Alumni Columbia University, Amerika Serikat tersebut menilai bahwa di saat pandemi ini, kebutuhan akan layanan keuangan digital benar-benar meningkat, sehingga OVO dan penyedia layanan keuangan digital lainnya dituntut untuk terus beradaptasi dan memprioritaskan kecepatan, keamanan dan efisiensi dalam memenuhi kebutuhan masyarakat. Di sisi lain, pandemi ini merupakan kesempatan emas bagi Pemerintah untuk mendorong adopsi keuangan digital guna mempercepat transformasi digital dan inklusi keuangan. Menurutnya, peluang keuangan digital Indonesia sekarang hampir sama seperti saat wabah virus SARS merebak di China 18 tahun silam. Pada saat itu, pemerintah China berhasil mengubah kebiasaan masyarakat mereka untuk beralih ke keuangan digital dalam aktivitas pembayaran mereka sehari-hari.

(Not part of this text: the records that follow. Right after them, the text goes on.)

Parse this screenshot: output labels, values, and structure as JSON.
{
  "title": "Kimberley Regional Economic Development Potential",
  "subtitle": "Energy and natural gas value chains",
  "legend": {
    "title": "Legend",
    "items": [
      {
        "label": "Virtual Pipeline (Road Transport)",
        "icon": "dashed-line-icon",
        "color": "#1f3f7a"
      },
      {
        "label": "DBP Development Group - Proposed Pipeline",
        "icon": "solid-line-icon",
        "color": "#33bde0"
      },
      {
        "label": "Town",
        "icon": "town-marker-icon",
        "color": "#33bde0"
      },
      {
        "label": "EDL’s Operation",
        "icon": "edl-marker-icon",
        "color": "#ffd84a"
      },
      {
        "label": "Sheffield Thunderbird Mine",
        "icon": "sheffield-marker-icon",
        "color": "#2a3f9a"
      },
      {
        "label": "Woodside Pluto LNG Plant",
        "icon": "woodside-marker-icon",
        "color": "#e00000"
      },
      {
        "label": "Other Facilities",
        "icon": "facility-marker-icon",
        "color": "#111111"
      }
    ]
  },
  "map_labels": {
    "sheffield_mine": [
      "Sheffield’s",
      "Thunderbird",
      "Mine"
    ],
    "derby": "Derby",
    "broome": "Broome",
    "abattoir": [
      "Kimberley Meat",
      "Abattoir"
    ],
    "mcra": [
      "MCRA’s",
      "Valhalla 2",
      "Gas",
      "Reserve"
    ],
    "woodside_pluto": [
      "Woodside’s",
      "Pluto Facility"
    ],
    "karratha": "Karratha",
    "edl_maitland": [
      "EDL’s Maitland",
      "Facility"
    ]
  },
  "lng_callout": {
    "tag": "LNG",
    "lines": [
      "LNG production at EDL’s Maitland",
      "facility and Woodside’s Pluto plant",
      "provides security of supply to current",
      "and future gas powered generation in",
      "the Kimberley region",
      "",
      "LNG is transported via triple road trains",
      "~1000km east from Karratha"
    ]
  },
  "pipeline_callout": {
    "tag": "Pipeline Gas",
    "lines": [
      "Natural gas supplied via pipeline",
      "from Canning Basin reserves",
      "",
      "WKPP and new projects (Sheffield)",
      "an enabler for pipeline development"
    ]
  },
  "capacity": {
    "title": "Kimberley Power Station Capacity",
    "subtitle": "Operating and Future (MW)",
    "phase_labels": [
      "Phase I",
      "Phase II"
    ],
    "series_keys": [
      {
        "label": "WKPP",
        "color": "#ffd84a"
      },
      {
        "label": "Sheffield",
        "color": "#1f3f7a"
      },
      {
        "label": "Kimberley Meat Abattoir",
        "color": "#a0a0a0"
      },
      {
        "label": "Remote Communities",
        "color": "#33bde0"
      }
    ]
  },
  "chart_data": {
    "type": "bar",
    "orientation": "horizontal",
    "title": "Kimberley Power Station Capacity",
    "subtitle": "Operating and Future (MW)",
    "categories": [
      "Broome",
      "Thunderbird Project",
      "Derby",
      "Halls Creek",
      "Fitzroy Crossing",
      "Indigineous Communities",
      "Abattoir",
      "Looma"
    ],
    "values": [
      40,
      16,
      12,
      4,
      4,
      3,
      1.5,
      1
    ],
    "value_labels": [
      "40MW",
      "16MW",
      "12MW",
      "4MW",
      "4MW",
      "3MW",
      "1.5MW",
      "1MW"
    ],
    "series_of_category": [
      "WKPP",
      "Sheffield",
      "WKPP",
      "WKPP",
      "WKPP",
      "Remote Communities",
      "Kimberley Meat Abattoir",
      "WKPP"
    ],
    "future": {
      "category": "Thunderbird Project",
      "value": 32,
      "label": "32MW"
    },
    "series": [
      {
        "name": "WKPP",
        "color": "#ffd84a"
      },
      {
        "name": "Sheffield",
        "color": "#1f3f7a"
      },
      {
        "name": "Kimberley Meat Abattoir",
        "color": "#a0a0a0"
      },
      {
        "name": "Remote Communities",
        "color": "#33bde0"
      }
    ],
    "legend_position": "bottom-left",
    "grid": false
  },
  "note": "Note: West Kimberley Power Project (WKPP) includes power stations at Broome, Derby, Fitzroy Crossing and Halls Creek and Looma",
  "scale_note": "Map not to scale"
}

"Kami percaya peluang bagi industri tekfin di Indonesia sangat besar. Dengan adanya pandemi, banyak perubahan perilaku masyarakat yang terjadi akhirnya menciptakan gaya hidup baru, terutama pada saat berbelanja, di mana mereka mulai banyak berpindah ke transaksi digital. Kami yakin perubahan perilaku ini akan terus berkembang. Kesempatan ini yang dibidik oleh OVO dan penyedia layanan keuangan digital di Indonesia. Kami ingin berkontribusi dalam mengubah perilaku pembayaran masyarakat dan memenuhi kebutuhan konsumen terhadap layanan keuangan yang mudah, aman dan menjangkau seluruh lapisan masyarakat, sehingga pada akhirnya menciptakan inklusi keuangan digital sesuai yang ditargetkan oleh pemerintah," tutup Natasha.